In the future, application middleware will no longer be a capability provider, but a standard interface for capability access. This standard interface will be constructed through HTTP and gRPC protocol, and decouple the access layer and application business logic of the whole Service through Sidecar, which is consistent with the idea of Service Mesh. Furthermore, the Sidecar model can be applied to all middleware scenarios, thus “sinking” the middleware capabilities into part of Kubernetes capabilities.
DevOps
As the cloud native open source ecosystem continues to improve and complex functions continue to sink into the cloud, the basic mode of software deployment, operation and maintenance is basically unified. Prior to DevOps, practitioners used waterfall or agile development models for software project development. DevOps, a combination of Development and Operations, is defined as a set of practices that automate processes between software Development and IT teams, build on a culture of collaboration between teams, and bridge the information gap between the Development side and the Operations side. In order to build, test, and release software faster and more reliably, has become the mainstream software development delivery model.
Overall, DevOps consists of three parts: development, testing, and operations. Specifically, it consists of several phases: continuous development, continuous integration, continuous testing, continuous feedback, continuous monitoring, continuous deployment, and continuous operation, collectively known as the DevOps life cycle.
The division and integration of DevOps functions are fully reflected in the information flow level. In the stages of development, delivery, test, feedback, delivery and release, the providers and receivers of all kinds of information use high-quality tools and systems to achieve smooth and accurate information transmission and efficient mechanized operation.
From the perspective of the above development philosophy, the idea of DevOps stems from the fact that the infrastructure layer is not strong enough or standardized enough, so the business side needs a set of tools to bond r&d, operations and the corresponding infrastructure.
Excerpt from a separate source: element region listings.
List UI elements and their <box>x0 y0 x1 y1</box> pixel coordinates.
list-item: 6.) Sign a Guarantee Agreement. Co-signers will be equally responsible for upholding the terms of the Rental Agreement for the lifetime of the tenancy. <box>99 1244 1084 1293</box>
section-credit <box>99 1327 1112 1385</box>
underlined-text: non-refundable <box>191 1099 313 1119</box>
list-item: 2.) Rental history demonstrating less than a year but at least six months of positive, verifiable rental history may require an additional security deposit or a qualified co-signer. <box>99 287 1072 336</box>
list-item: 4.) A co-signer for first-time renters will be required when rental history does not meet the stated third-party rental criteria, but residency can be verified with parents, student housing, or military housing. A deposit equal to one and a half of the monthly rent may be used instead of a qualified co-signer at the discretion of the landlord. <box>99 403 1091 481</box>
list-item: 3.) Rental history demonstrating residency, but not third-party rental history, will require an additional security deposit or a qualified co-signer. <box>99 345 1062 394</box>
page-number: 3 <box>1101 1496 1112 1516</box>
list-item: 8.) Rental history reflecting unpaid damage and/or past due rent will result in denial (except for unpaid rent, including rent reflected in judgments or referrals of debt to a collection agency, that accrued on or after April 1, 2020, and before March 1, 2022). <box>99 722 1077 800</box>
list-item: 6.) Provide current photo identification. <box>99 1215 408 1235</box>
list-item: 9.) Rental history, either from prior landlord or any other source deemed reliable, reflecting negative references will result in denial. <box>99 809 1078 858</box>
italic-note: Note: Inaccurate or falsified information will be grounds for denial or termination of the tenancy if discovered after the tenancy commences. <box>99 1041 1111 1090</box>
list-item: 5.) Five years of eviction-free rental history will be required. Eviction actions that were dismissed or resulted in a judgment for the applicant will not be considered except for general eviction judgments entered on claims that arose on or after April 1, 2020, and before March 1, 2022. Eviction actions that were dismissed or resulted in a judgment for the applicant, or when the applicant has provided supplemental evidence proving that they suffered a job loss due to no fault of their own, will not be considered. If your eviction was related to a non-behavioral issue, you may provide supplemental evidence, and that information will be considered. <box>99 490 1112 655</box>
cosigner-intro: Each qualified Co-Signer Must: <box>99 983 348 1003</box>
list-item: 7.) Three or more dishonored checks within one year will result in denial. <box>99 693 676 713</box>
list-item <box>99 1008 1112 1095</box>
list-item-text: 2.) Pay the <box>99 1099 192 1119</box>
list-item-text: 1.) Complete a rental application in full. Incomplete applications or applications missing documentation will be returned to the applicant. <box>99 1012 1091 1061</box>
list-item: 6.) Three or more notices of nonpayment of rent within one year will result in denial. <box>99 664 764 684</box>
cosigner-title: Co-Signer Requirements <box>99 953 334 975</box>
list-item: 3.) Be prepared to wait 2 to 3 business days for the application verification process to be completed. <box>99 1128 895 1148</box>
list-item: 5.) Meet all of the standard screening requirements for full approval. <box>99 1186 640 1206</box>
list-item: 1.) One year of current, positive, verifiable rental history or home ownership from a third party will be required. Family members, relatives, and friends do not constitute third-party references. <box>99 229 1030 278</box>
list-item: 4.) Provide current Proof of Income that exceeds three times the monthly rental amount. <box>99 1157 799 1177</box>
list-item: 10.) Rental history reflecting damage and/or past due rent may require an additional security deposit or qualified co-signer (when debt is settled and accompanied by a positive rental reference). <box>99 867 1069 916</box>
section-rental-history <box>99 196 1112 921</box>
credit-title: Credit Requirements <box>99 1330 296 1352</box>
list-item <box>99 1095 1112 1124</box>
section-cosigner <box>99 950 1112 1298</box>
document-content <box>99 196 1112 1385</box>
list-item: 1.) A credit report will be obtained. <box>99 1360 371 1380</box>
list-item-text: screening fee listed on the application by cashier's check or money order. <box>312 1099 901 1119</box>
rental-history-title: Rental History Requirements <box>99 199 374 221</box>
But as Kubernetes and infrastructure become more complex, the cloud native ecosystem becomes abstracted and layered, with each layer interacting only with its own data abstraction — a separation of concerns on the development side and on the operations side. The ever-expanding Serverless will also become a mindset and part of DevOps. In terms of capability, “light operation and maintenance”, “NoOps” and “self-service operation and maintenance capability” will become the mainstream mode of application operation and maintenance. On the application side, the application description is abstracted extensively on the user side, and the event-driven and Serverless concepts are split and generalized, which can be applied to a variety of scenarios beyond FaaS.